Niech tylko da list pożegnalny, bom ciekawa, co napisał. ;D Jak się trochę zaklimatyzuje, to będzie pisał eseje w swoim, i swoich przybranych braci, temacie.
natkapatka - Pon Kwi 02, 2012 21:18
Ale był szał na dworcu:) Ludzie patrzyli na nas i sie podśmiewali. Gustawek śliczniutki Zapoznał się wstępnie z gigantami i teraz siedzi w swojej klatce. Zaraz dostanie jedzonko: warzywka, owocki i wyprawkowa karmę. Przytulasek z niego. Trochę przestraszony narazie.

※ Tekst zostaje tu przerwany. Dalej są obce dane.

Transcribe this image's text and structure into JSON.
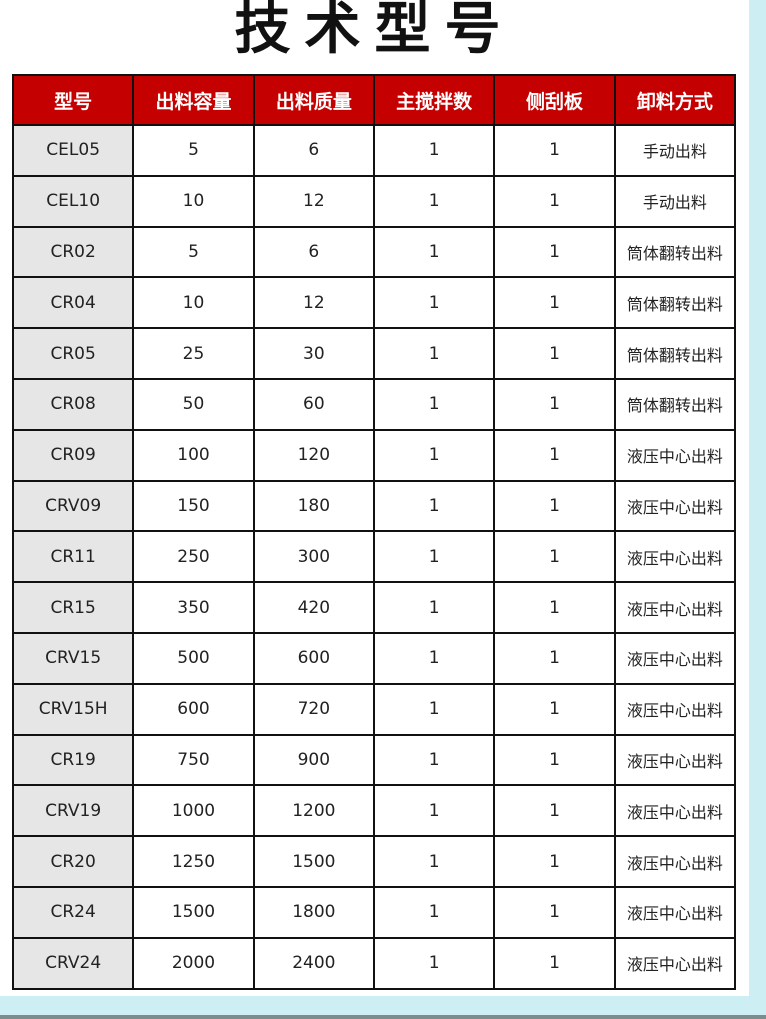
{
  "title": "技术型号",
  "headers": [
    "型号",
    "出料容量",
    "出料质量",
    "主搅拌数",
    "侧刮板",
    "卸料方式"
  ],
  "rows": [
    [
      "CEL05",
      "5",
      "6",
      "1",
      "1",
      "手动出料"
    ],
    [
      "CEL10",
      "10",
      "12",
      "1",
      "1",
      "手动出料"
    ],
    [
      "CR02",
      "5",
      "6",
      "1",
      "1",
      "筒体翻转出料"
    ],
    [
      "CR04",
      "10",
      "12",
      "1",
      "1",
      "筒体翻转出料"
    ],
    [
      "CR05",
      "25",
      "30",
      "1",
      "1",
      "筒体翻转出料"
    ],
    [
      "CR08",
      "50",
      "60",
      "1",
      "1",
      "筒体翻转出料"
    ],
    [
      "CR09",
      "100",
      "120",
      "1",
      "1",
      "液压中心出料"
    ],
    [
      "CRV09",
      "150",
      "180",
      "1",
      "1",
      "液压中心出料"
    ],
    [
      "CR11",
      "250",
      "300",
      "1",
      "1",
      "液压中心出料"
    ],
    [
      "CR15",
      "350",
      "420",
      "1",
      "1",
      "液压中心出料"
    ],
    [
      "CRV15",
      "500",
      "600",
      "1",
      "1",
      "液压中心出料"
    ],
    [
      "CRV15H",
      "600",
      "720",
      "1",
      "1",
      "液压中心出料"
    ],
    [
      "CR19",
      "750",
      "900",
      "1",
      "1",
      "液压中心出料"
    ],
    [
      "CRV19",
      "1000",
      "1200",
      "1",
      "1",
      "液压中心出料"
    ],
    [
      "CR20",
      "1250",
      "1500",
      "1",
      "1",
      "液压中心出料"
    ],
    [
      "CR24",
      "1500",
      "1800",
      "1",
      "1",
      "液压中心出料"
    ],
    [
      "CRV24",
      "2000",
      "2400",
      "1",
      "1",
      "液压中心出料"
    ]
  ],
  "colors": {
    "header_bg": "#c50000",
    "model_bg": "#e6e6e6",
    "page_bg": "#cdeef3"
  }
}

Martini - Pon Kwi 02, 2012 21:22
natkapatka napisał/a: | Ludzie patrzyli na nas i sie podśmiewali |
Zazdroszczą szczurów i umiejętności swobodnego wyrażania emocji.

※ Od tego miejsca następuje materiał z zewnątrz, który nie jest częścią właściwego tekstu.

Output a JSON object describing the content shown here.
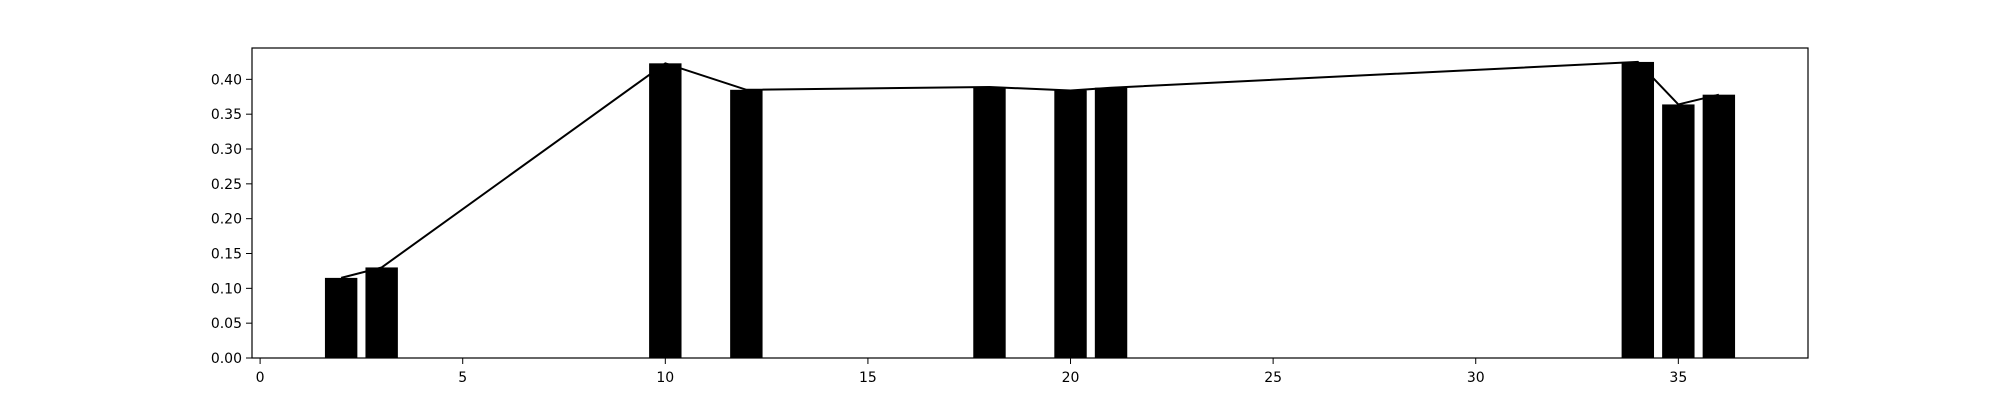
{
  "chart_data": {
    "type": "bar",
    "title": "",
    "xlabel": "",
    "ylabel": "",
    "xlim": [
      -0.2,
      38.2
    ],
    "ylim": [
      0,
      0.445
    ],
    "xticks": [
      0,
      5,
      10,
      15,
      20,
      25,
      30,
      35
    ],
    "yticks": [
      0.0,
      0.05,
      0.1,
      0.15,
      0.2,
      0.25,
      0.3,
      0.35,
      0.4
    ],
    "xtick_labels": [
      "0",
      "5",
      "10",
      "15",
      "20",
      "25",
      "30",
      "35"
    ],
    "ytick_labels": [
      "0.00",
      "0.05",
      "0.10",
      "0.15",
      "0.20",
      "0.25",
      "0.30",
      "0.35",
      "0.40"
    ],
    "grid": false,
    "bar_width": 0.8,
    "colors": {
      "bar": "#000000",
      "line": "#000000",
      "axes": "#000000"
    },
    "series": [
      {
        "type": "bar",
        "x": [
          2,
          3,
          10,
          12,
          18,
          20,
          21,
          34,
          35,
          36
        ],
        "values": [
          0.115,
          0.13,
          0.423,
          0.385,
          0.389,
          0.384,
          0.388,
          0.425,
          0.364,
          0.378
        ]
      },
      {
        "type": "line",
        "x": [
          2,
          3,
          10,
          12,
          18,
          20,
          21,
          34,
          35,
          36
        ],
        "values": [
          0.115,
          0.13,
          0.423,
          0.385,
          0.389,
          0.384,
          0.388,
          0.425,
          0.364,
          0.378
        ]
      }
    ]
  }
}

Szczury coś wyrażały, btw?
taivas - Pon Kwi 02, 2012 21:47
Szczury wyrażały raczej wielkie zdziwienie.
A ludzie... To tylko ludzie. Serio, wesoło było, naprawdę stawiliśmy się tłumnie, i każdy chciał obejrzeć wszystkie szczury, bo jeszcze Lux wiozła swojego przecież, to każdy musiał być wymacany obowiązkowo. A jak ktoś nie wiedział, że tam są ciury, to mógł się zastanawiać, co tam sobie przekazujemy i czemu tak namiętnie pchamy łapy do tych siatek.
natkapatka - Pon Kwi 02, 2012 22:09
Gustaw lezy na mojej szyii schował się w chuscie i włosach.
Lux - Pon Kwi 02, 2012 23:22
No bo to jakieś tajemne kręgi były. I piski obrzędowe
Ej, a tak serio, cała podróż była dla nas mega przyjemnością z ogoniastymi pod ręką, mam nadzieję, że się szybko i bezproblemowo przyjęły, a ja mykam przypatrywać się mojej Myszuni. Przed nami jeszcze długa droga z przekonywaniem, ale damy radę
Pyl - Wto Kwi 03, 2012 00:58
Bardzo się cieszę, że dotarły szczęśliwie, niech tam zdrowo rosną. List Literata jest, ale kompa i czasu brak, a komórka to lipne medium komunikacji, więc wybaczcie zwłokę. Pozdrowienia od Mamuski i rodzeństwa
Pyl - Wto Kwi 03, 2012 12:56
Parę dodatkowych informacji:
- chłopaki we dwójkę dokazują ile wlezie, aż trudno wytrzymać
- dziewczynki podobnie, tylko 2*ich więcej, więc i efekty trudniejsze do przeżycia
- Ochłapka Spaślaczek w niedzielę miała rujkę (jako pierwsza!) - od tego czasu jest nietykalska, trzeba będzie z nią popracować,
- Mamuśka gwałtownie schudła, bo nie chce nic jeść - prawdopodobnie jest to efekt maści, którą dostała na drapanie się po pyszczku. Byłam z nią wczoraj u dr Rzepki - nic jej nie dolega, nie widać żadnych innych przyczyn, więc mamy się smarować 4 razy rzadziej i patrzeć czy je.
Organizacyjnie - chętnie wydam dziewczynki w ten weekend. Nie chcecie mieć świątecznej niespodzianki? W piątek jestem na 20-tą umówiona do MedicaVetu, w sobotę można odbierać u mnie na wsi.